Ewald Pironet

Uit het pluche

De federale regering zal moediger moeten worden, als ze echt het verschil wil maken.

‘Wacht! Dan klop ik even het pluche van je kont!’, zegt Fokke tegen Sukke in een cartoon in NRC Handelsblad vorige week. In Nederland moeten de politici van de socialistische partij PvdA voortaan een kwart van hun werktijd doorbrengen onder de mensen, ver weg van het pluche.

De uitspraak van het Nederlandse stripduo is ook van toepassing op politici hier te lande. Nu ze in de oppositie zitten gaan de socialisten heftig te keer tegen de centrumrechtse regering-Michel, maar PS en SP.A waren wel tientallen jaren lang mee aan de macht – de PS zelfs meer dan een halve eeuw lang, op een kort intermezzo in de jaren tachtig na. Beide partijen zijn dus medeverantwoordelijk voor de staat waarin het land zich bevindt. Ze mogen oproepen tot straatprotest zoveel ze willen, aan hen kleeft niet weinig pluche.

Die staat van het land is in een aantal opzichten niet zo fraai. We hebben een staatsschuld van meer dan honderd procent van het bruto binnenlands product. Die torenhoge overheidsschuld is er niet gekomen door te investeren in een modern, performant staatsapparaat. Jarenlang is er nauwelijks geïnvesteerd in ons wegennet. Wat eregouverneur Fons Verplaetse enkele jaren geleden in Knack de opmerking ontlokte: ‘Als je geblinddoekt in de auto van Frankrijk, Duitsland of Nederland naar België rijdt, weet je zo wanneer je de grens oversteekt. Je vóélt het.’ Niet ideaal is als je de ambitie hebt het logistieke hart van Europa te zijn.

Of neem Justitie. Op een budget van 1,7 miljard heeft men ondertussen al 136 miljoen aan achterstallige facturen. Het bracht de minister van Justitie, Koen Geens (CD&V) in de weekendkranten tot de ontnuchterende uitspraak: ‘Als alle overheidsdiensten op hun haar moeten besparen met een kaasschaafmethode, houden de andere een schoon broske over. Ik eindig op Justitie met een afgezaagde schedel.’ Dat past niet voor een rechtsstaat.

De federale regering zal moediger moeten worden, als ze echt het verschil wil maken.

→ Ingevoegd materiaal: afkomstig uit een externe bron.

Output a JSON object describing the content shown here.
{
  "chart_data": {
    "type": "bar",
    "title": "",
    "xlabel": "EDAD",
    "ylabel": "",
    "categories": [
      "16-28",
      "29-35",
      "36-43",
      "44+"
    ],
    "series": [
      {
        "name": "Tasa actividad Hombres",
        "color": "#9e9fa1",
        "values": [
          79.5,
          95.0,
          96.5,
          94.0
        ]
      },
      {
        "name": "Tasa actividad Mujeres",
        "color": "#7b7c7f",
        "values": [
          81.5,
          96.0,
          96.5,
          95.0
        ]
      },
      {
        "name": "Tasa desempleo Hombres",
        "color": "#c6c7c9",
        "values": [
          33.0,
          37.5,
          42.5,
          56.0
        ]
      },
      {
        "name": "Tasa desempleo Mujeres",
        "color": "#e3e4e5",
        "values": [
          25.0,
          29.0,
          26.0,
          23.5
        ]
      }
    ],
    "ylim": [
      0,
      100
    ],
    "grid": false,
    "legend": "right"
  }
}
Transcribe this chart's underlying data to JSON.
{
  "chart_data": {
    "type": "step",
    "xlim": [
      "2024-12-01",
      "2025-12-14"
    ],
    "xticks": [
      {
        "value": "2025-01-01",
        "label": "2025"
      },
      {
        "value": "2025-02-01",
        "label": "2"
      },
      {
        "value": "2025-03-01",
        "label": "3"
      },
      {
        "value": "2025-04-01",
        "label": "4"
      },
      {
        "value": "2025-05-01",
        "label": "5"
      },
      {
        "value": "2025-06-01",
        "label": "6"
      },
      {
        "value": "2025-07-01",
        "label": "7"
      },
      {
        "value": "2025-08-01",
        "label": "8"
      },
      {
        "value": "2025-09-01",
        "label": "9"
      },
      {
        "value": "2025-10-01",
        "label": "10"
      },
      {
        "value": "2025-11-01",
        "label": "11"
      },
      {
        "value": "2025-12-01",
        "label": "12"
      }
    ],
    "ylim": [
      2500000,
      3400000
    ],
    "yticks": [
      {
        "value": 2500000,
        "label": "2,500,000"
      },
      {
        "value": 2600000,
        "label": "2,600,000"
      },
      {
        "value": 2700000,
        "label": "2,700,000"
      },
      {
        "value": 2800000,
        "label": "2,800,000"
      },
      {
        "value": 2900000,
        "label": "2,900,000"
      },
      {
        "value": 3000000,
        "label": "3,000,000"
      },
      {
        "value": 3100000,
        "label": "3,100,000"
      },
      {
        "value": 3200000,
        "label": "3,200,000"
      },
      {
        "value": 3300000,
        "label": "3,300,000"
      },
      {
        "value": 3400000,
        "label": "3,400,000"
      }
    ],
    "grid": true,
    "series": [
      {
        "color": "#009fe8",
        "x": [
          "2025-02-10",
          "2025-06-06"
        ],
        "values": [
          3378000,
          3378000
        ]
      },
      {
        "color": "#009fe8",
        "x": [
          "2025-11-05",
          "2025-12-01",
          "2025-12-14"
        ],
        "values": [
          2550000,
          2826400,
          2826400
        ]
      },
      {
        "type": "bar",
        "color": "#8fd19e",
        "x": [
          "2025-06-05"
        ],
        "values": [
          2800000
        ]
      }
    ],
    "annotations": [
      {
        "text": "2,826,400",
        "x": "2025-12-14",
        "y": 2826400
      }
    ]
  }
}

We zijn evenmin gewapend om de vergrijzingskosten op te vangen, die al sinds begin 2000 worden voorspeld. Het door Johan Vande Lanotte (SP.A) opgerichte Zilverfonds blijkt zo goed als leeg omdat de overheidsschuld onvoldoende werd afgebouwd. Dat mag geen verrassing heten. Fons Verplaetse, opnieuw hij, vergeleek het ooit met ‘het karkas van een beer: vel over been’. En om er geen misverstand over te laten bestaan, voegde hij eraan toe: ‘Er zit niets in.’ Dat minister van Financiën Johan Van Overtveldt (N-VA) nu overweegt om het Zilverfonds op te doeken, is een logische beslissing die al veel eerder had moeten worden genomen.

De regering moet saneren om de overheidsuitgaven en -schuld beheersbaar te houden. Het zit daarbij niet lekker dat de aangekondigde besparingen zo eenzijdig zijn. Dat de grote vermogens niet worden aangesproken, is een gemiste kans. Daarbij komt dat het Rekenhof heel wat pertinente vragen heeft bij de eerste ontwerpbegrotingen. Zo worden er op tal van departementen te weinig inkomsten voorzien voor de geplande uitgaven. Dat doet het vertrouwen in deze regering geen goed.

Tegelijkertijd kraakt de overheid vandaag in haar voegen, omdat de voorbije regeringen er te weinig in hebben geïnvesteerd. Het wordt dus een grote uitdaging voor de regering-Michel om ervoor te zorgen dat justitie fatsoenlijk kan werken, dat de pensioenen en gezondheidskosten betaalbaar blijven. Ook meer overheidsinvesteringen zouden de economie uit het slop kunnen helpen. Op dat vlak biedt deze regering bijzonder weinig perspectief.

De regering-Michel zal de hete herfst wel overleven, maar na de jaarwisseling en zeker bij de begrotingscontrole in april zal ze moediger en duidelijker moeten zijn, als ze echt het verschil wil maken met de vorige regeringen. Ze moet komen met een toekomstproject, met hervormingen die én de efficiëntie van de overheid bevorderen én ons hoop geven op een mooie toekomst.